Bug 1752636

Summary:	Networkpolicy resources not getting applied on update
Product:	OpenShift Container Platform	Reporter:	rvanderp
Component:	Networking	Assignee:	Dan Winship <danw>
Networking sub component:	openshift-sdn	QA Contact:	zhaozhanqi <zzhao>
Status:	CLOSED ERRATA	Docs Contact:
Severity:	urgent
Priority:	unspecified	CC:	anusaxen, cdc, danw, dsafford, dyocum, erich, farandac, gparente, jack.ottofaro, jdesousa, mfiedler, mifiedle, misalunk, openshift-bugs-escalate, palonsor, piqin, rhowe, ricarril, rkshirsa, scuppett, sreber, tsmetana, wabouham, weliang
Version:	3.11.0
Target Milestone:	---
Target Release:	4.3.0
Hardware:	Unspecified
OS:	Unspecified
Whiteboard:
Fixed In Version:		Doc Type:	Bug Fix
Doc Text:	Cause: In clusters with many namespaces (and especially, with lots of namespace creation/deletion) and lots of NetworkPolicies that select namespaces, OpenShift might take a very long time to apply the NetworkPolicy rules for newly-created namespaces. Consequence: When a namespace was created, it might take an hour or more before it was correctly accessible to/from other namespaces. Fix: Improvements were made to the Namespace and NetworkPolicy handling code.
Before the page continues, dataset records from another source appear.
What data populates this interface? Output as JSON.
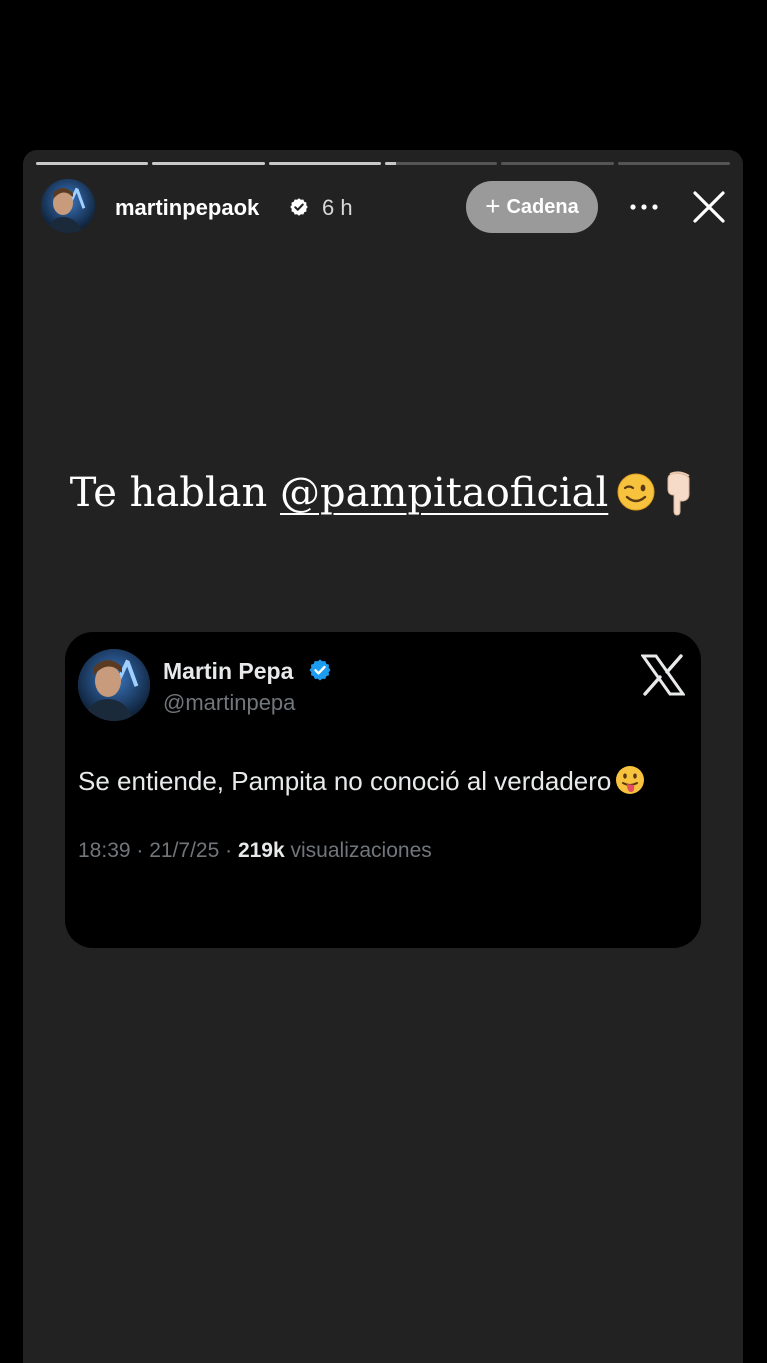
{
  "story": {
    "segments": [
      {
        "fill": 1.0
      },
      {
        "fill": 1.0
      },
      {
        "fill": 1.0
      },
      {
        "fill": 0.1
      },
      {
        "fill": 0.0
      },
      {
        "fill": 0.0
      }
    ],
    "header": {
      "username": "martinpepaok",
      "time": "6 h",
      "chain_button": {
        "icon": "+",
        "label": "Cadena"
      },
      "more_icon": "ellipsis-icon",
      "close_icon": "close-icon"
    },
    "caption": {
      "prefix": "Te hablan ",
      "mention": "@pampitaoficial",
      "emojis": [
        "winking-face-emoji",
        "pointing-down-emoji"
      ]
    },
    "tweet": {
      "name": "Martin Pepa",
      "handle": "@martinpepa",
      "text": "Se entiende, Pampita no conoció al verdadero",
      "emoji": "tongue-face-emoji",
      "time_date": "18:39 · 21/7/25 · ",
      "views_count": "219k",
      "views_label": " visualizaciones",
      "logo": "x-logo-icon"
    },
    "colors": {
      "story_bg": "#222222",
      "tweet_bg": "#000000",
      "verified_blue": "#1d9bf0",
      "button_gray": "#9a9a9a"
    }
  }
}
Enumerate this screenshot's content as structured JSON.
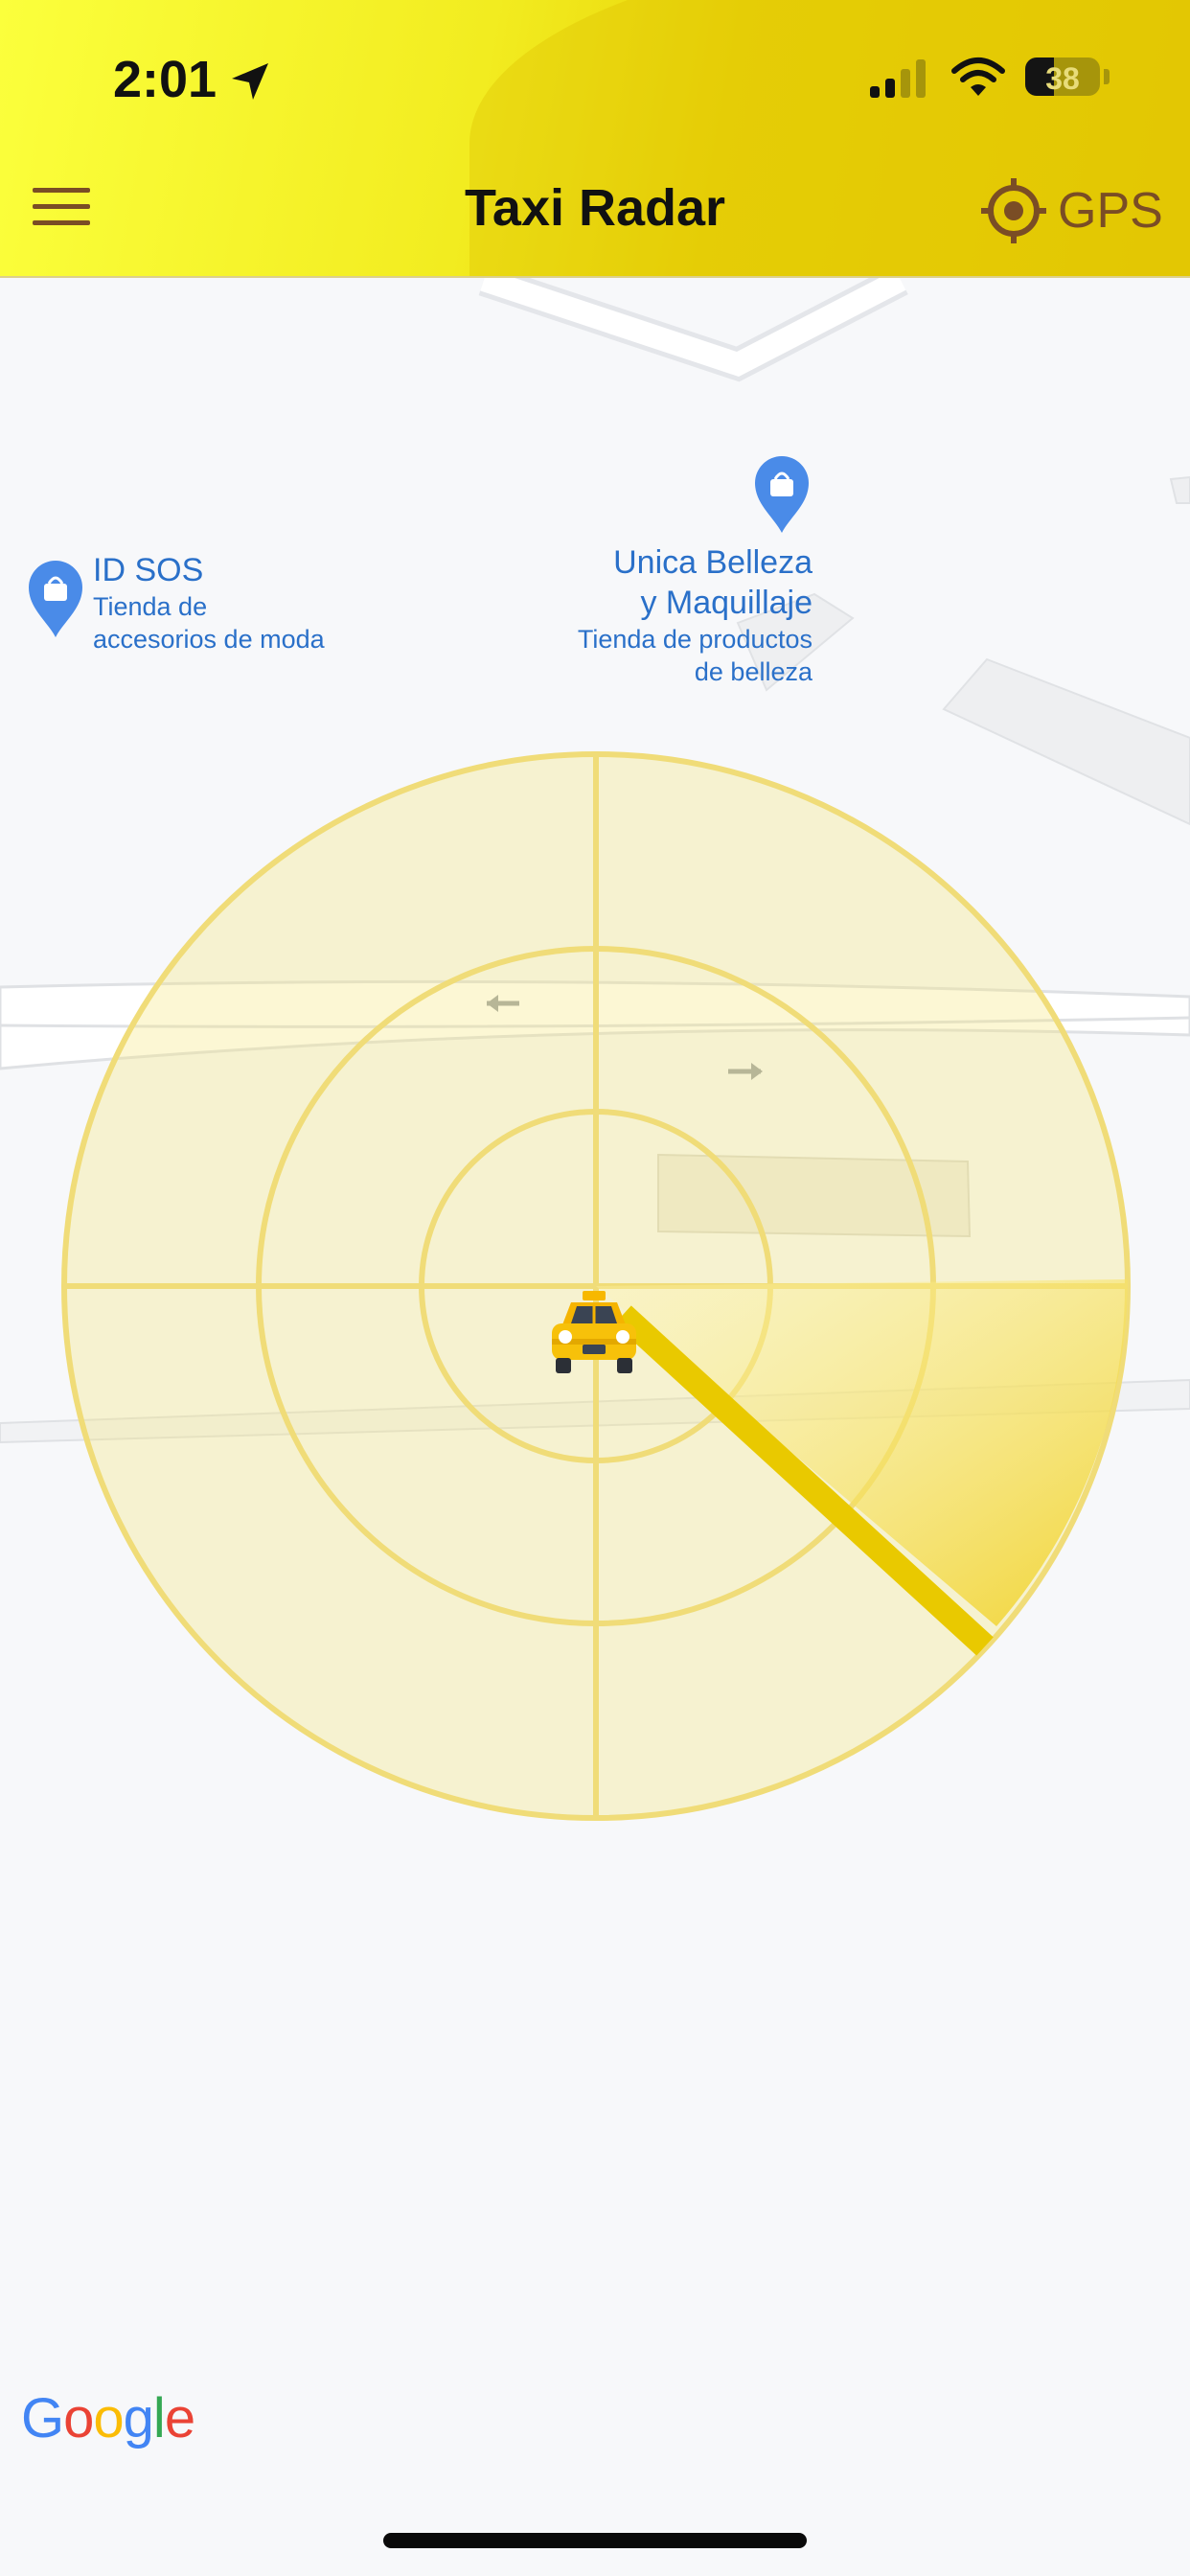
{
  "status_bar": {
    "time": "2:01",
    "battery": "38",
    "battery_level": 0.38,
    "signal_bars_active": 2,
    "signal_bars_total": 4
  },
  "header": {
    "title": "Taxi Radar",
    "gps_label": "GPS"
  },
  "map": {
    "pois": [
      {
        "name": "ID SOS",
        "description_line1": "Tienda de",
        "description_line2": "accesorios de moda"
      },
      {
        "name_line1": "Unica Belleza",
        "name_line2": "y Maquillaje",
        "description_line1": "Tienda de productos",
        "description_line2": "de belleza"
      }
    ],
    "attribution": "Google"
  },
  "radar": {
    "taxi_icon": "taxi-icon",
    "sweep_icon": "radar-sweep"
  },
  "colors": {
    "header_yellow": "#f2ec20",
    "accent_brown": "#7a4d25",
    "radar_yellow": "#f3e67a",
    "poi_blue": "#2a70c9"
  }
}
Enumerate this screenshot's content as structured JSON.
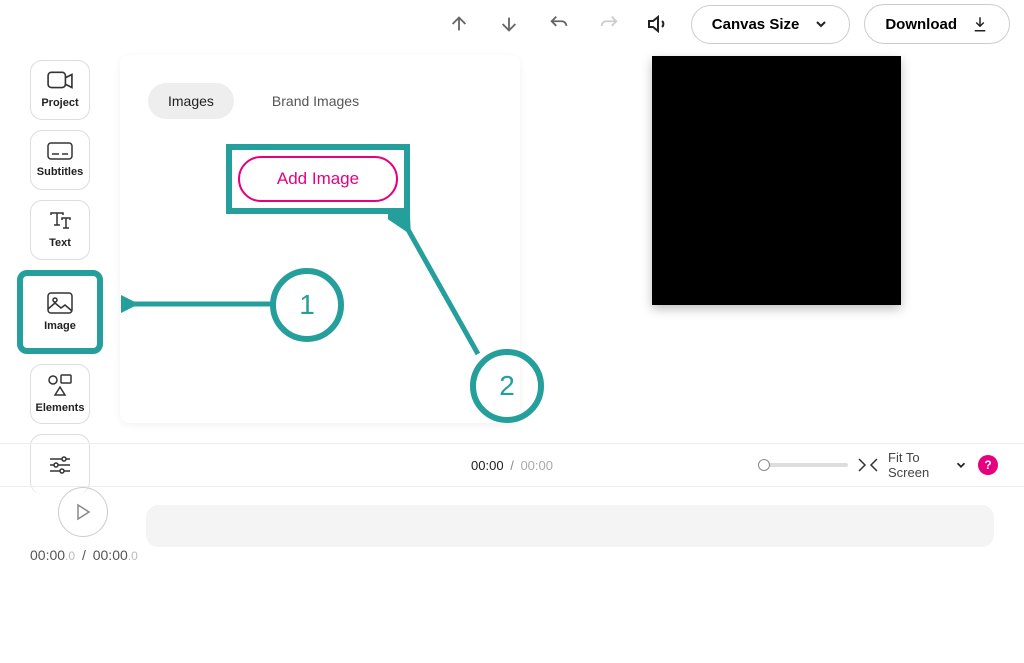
{
  "toolbar": {
    "canvas_size_label": "Canvas Size",
    "download_label": "Download"
  },
  "sidebar": {
    "items": [
      {
        "label": "Project"
      },
      {
        "label": "Subtitles"
      },
      {
        "label": "Text"
      },
      {
        "label": "Image"
      },
      {
        "label": "Elements"
      }
    ]
  },
  "panel": {
    "tabs": [
      {
        "label": "Images"
      },
      {
        "label": "Brand Images"
      }
    ],
    "add_image_label": "Add Image"
  },
  "annotations": {
    "step1": "1",
    "step2": "2"
  },
  "status": {
    "current": "00:00",
    "separator": "/",
    "total": "00:00",
    "fit_label": "Fit To Screen",
    "help": "?"
  },
  "timeline": {
    "current": "00:00",
    "current_dec": ".0",
    "separator": "/",
    "total": "00:00",
    "total_dec": ".0"
  }
}
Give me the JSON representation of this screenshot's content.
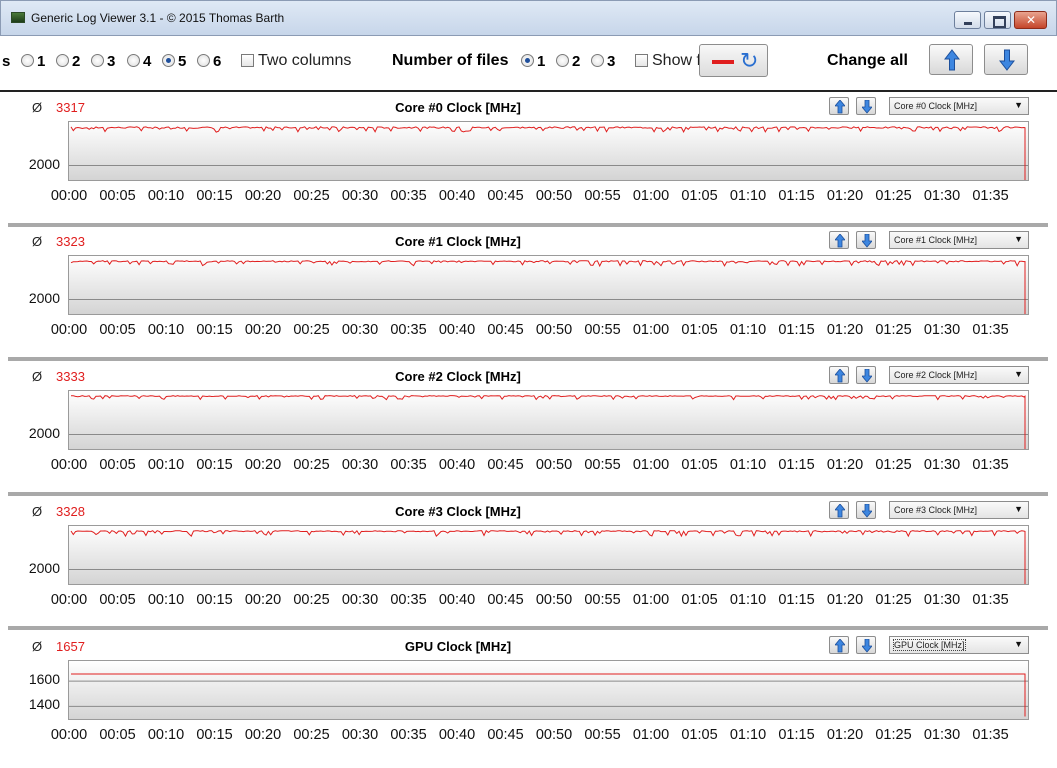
{
  "window": {
    "title": "Generic Log Viewer 3.1 - © 2015 Thomas Barth",
    "icon": "app-icon",
    "controls": [
      "minimize",
      "maximize",
      "close"
    ]
  },
  "toolbar": {
    "panel_count_prefix": "s",
    "panel_count_options": [
      "1",
      "2",
      "3",
      "4",
      "5",
      "6"
    ],
    "panel_count_selected": "5",
    "two_columns_label": "Two columns",
    "two_columns_checked": false,
    "number_of_files_label": "Number of files",
    "number_of_files_options": [
      "1",
      "2",
      "3"
    ],
    "number_of_files_selected": "1",
    "show_label": "Show f",
    "show_checked": false,
    "change_all_label": "Change all",
    "accent_line_color": "#e01e1e",
    "icons": [
      "red-line-icon",
      "refresh-icon",
      "arrow-up-icon",
      "arrow-down-icon"
    ]
  },
  "x_tick_labels": [
    "00:00",
    "00:05",
    "00:10",
    "00:15",
    "00:20",
    "00:25",
    "00:30",
    "00:35",
    "00:40",
    "00:45",
    "00:50",
    "00:55",
    "01:00",
    "01:05",
    "01:10",
    "01:15",
    "01:20",
    "01:25",
    "01:30",
    "01:35"
  ],
  "panels": [
    {
      "avg_symbol": "Ø",
      "avg_value": "3317",
      "title": "Core #0 Clock [MHz]",
      "select_value": "Core #0 Clock [MHz]"
    },
    {
      "avg_symbol": "Ø",
      "avg_value": "3323",
      "title": "Core #1 Clock [MHz]",
      "select_value": "Core #1 Clock [MHz]"
    },
    {
      "avg_symbol": "Ø",
      "avg_value": "3333",
      "title": "Core #2 Clock [MHz]",
      "select_value": "Core #2 Clock [MHz]"
    },
    {
      "avg_symbol": "Ø",
      "avg_value": "3328",
      "title": "Core #3 Clock [MHz]",
      "select_value": "Core #3 Clock [MHz]"
    },
    {
      "avg_symbol": "Ø",
      "avg_value": "1657",
      "title": "GPU Clock [MHz]",
      "select_value": "GPU Clock [MHz]"
    }
  ],
  "chart_data": [
    {
      "type": "line",
      "title": "Core #0 Clock [MHz]",
      "x_range": [
        "00:00",
        "01:39"
      ],
      "ylim": [
        1500,
        3500
      ],
      "y_ticks": [
        2000
      ],
      "series": [
        {
          "values": {
            "typical": 3300,
            "min": 3150,
            "max": 3350,
            "end_drop": 1500
          },
          "color": "#e01e1e"
        }
      ]
    },
    {
      "type": "line",
      "title": "Core #1 Clock [MHz]",
      "x_range": [
        "00:00",
        "01:39"
      ],
      "ylim": [
        1500,
        3500
      ],
      "y_ticks": [
        2000
      ],
      "series": [
        {
          "values": {
            "typical": 3310,
            "min": 3150,
            "max": 3350,
            "end_drop": 1500
          },
          "color": "#e01e1e"
        }
      ]
    },
    {
      "type": "line",
      "title": "Core #2 Clock [MHz]",
      "x_range": [
        "00:00",
        "01:39"
      ],
      "ylim": [
        1500,
        3500
      ],
      "y_ticks": [
        2000
      ],
      "series": [
        {
          "values": {
            "typical": 3320,
            "min": 3200,
            "max": 3350,
            "end_drop": 1500
          },
          "color": "#e01e1e"
        }
      ]
    },
    {
      "type": "line",
      "title": "Core #3 Clock [MHz]",
      "x_range": [
        "00:00",
        "01:39"
      ],
      "ylim": [
        1500,
        3500
      ],
      "y_ticks": [
        2000
      ],
      "series": [
        {
          "values": {
            "typical": 3315,
            "min": 3150,
            "max": 3350,
            "end_drop": 1500
          },
          "color": "#e01e1e"
        }
      ]
    },
    {
      "type": "line",
      "title": "GPU Clock [MHz]",
      "x_range": [
        "00:00",
        "01:39"
      ],
      "ylim": [
        1300,
        1760
      ],
      "y_ticks": [
        1400,
        1600
      ],
      "series": [
        {
          "values": {
            "typical": 1657,
            "min": 1657,
            "max": 1657,
            "end_drop": 1320
          },
          "color": "#e01e1e"
        }
      ]
    }
  ]
}
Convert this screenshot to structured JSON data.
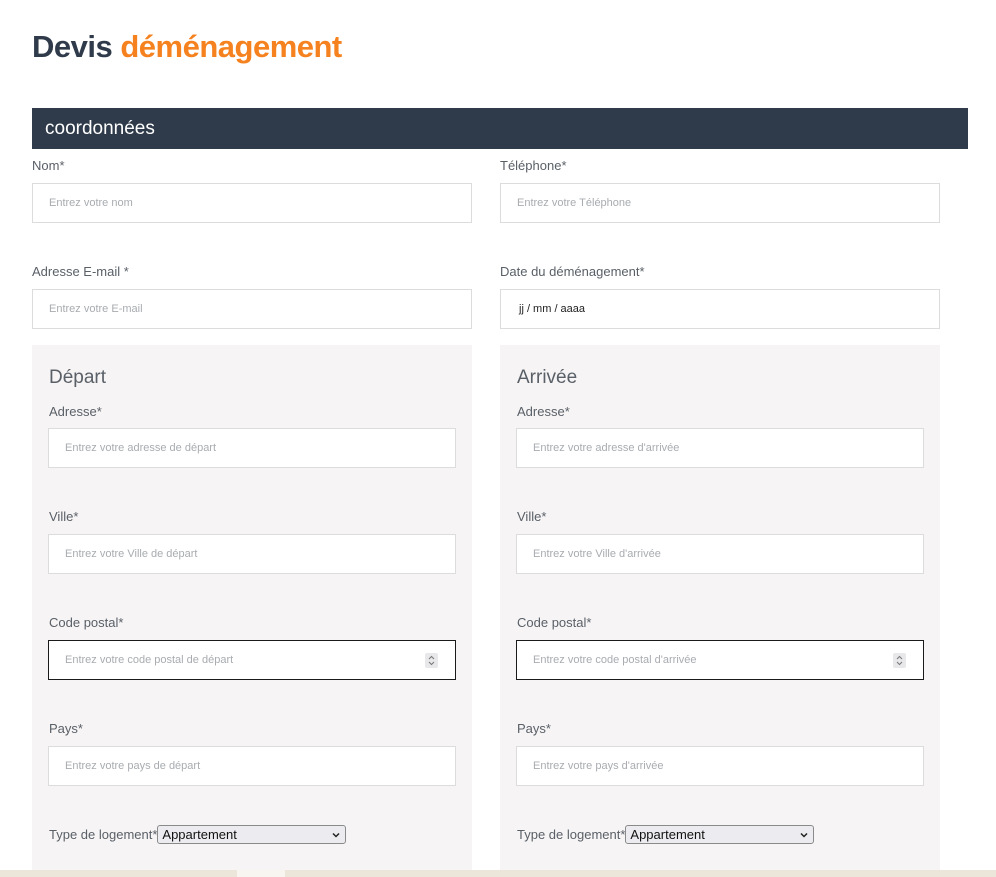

Result: NetworkPolicies should be applied promptly to newly-created namespaces.	Story Points:	---
Clone Of:
Clones:	1758232 1758233 1758235 (view as bug list)		Environment:
Last Closed:	2020-01-23 11:05:53 UTC	Type:	Bug
Regression:	---	Mount Type:	---
Documentation:	---	CRM:
Verified Versions:		Category:	---
oVirt Team:	---	RHEL 7.3 requirements from Atomic Host:
Cloudforms Team:	---	Target Upstream Version:
Embargoed:
Bug Depends On:
Bug Blocks:	1758232, 1758233, 1758235

Description rvanderp 2019-09-16 18:46:30 UTC

Description of problem:
When network policy resources are changed/applied, the network policy is not implemented until the ovs and sdn pods are deleted.  When the pods are recreated, the configured policy is active.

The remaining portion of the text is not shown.